Mario Monti, the EU's competition commissioner, has warned the Government that it cannot pay out any aid, including the £152m earmarked for Rover's Longbridge plant, until he approves the map. This could mean a further delay in getting the money to Rover even if he approves the proposed grant.

The map was due to be submitted to Brussels a year ago and to take effect in January. With no end in sight to the wrangle, some £100m of grants to create or safeguard jobs could be at risk this year.

John Redwood, the former shadow trade and industry secretary, said last night: "The Government has made a complete mess of the whole thing. It has jeopardised the Longbridge works by trying to gerrymander the national regional assistance map.

"Ministers are more interested in in-fighting amongst themselves than sorting out the problems of British industry," he added. "They kept saying Rover's problems were nothing to do with their economic policy and a strong pound, but it now emerges that they are everything to do with it. The Government has led Rover and BMW on a merry song and dance."

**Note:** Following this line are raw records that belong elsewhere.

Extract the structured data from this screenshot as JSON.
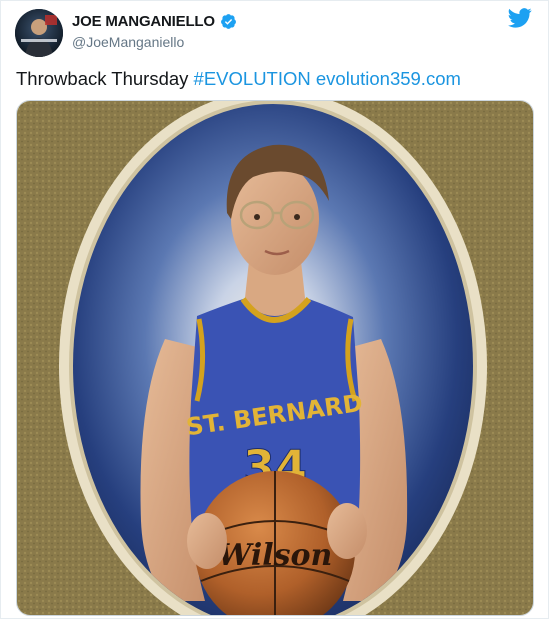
{
  "author": {
    "display_name": "JOE MANGANIELLO",
    "handle": "@JoeManganiello",
    "verified": true,
    "avatar_icon": "profile-photo"
  },
  "brand_icon": "twitter-bird-icon",
  "colors": {
    "link": "#1b95e0",
    "verified": "#1da1f2",
    "brand": "#1da1f2"
  },
  "tweet": {
    "text": "Throwback Thursday",
    "hashtag": "#EVOLUTION",
    "url": "evolution359.com"
  },
  "photo": {
    "description_icon": "school-portrait-photo",
    "jersey_team": "ST. BERNARD",
    "jersey_number": "34",
    "ball_brand": "Wilson"
  }
}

He said the row over the map had "poisoned" the Government's relations with Brussels and made it harder to win its approval for the Rover aid.

But the Department of Trade and Industry dismissed Mr Redwood's claims as "rubbish". It admitted the Rover aid could not go ahead until the map won the approval of Brussels, but was confident agreement could be reached despite the continuing deadlock.

A government source said the delay in securing approval for the £152m was not a big issue for BMW, which is today expected to reveal bigger than expected losses at Rover of £1.3bn over the last two years.

Ministers denied the charge of rigging the map to help the Labour heartlands. They said that using entire local authorities would stop aid reaching London boroughs with pockets of deprivation surrounded by affluent areas.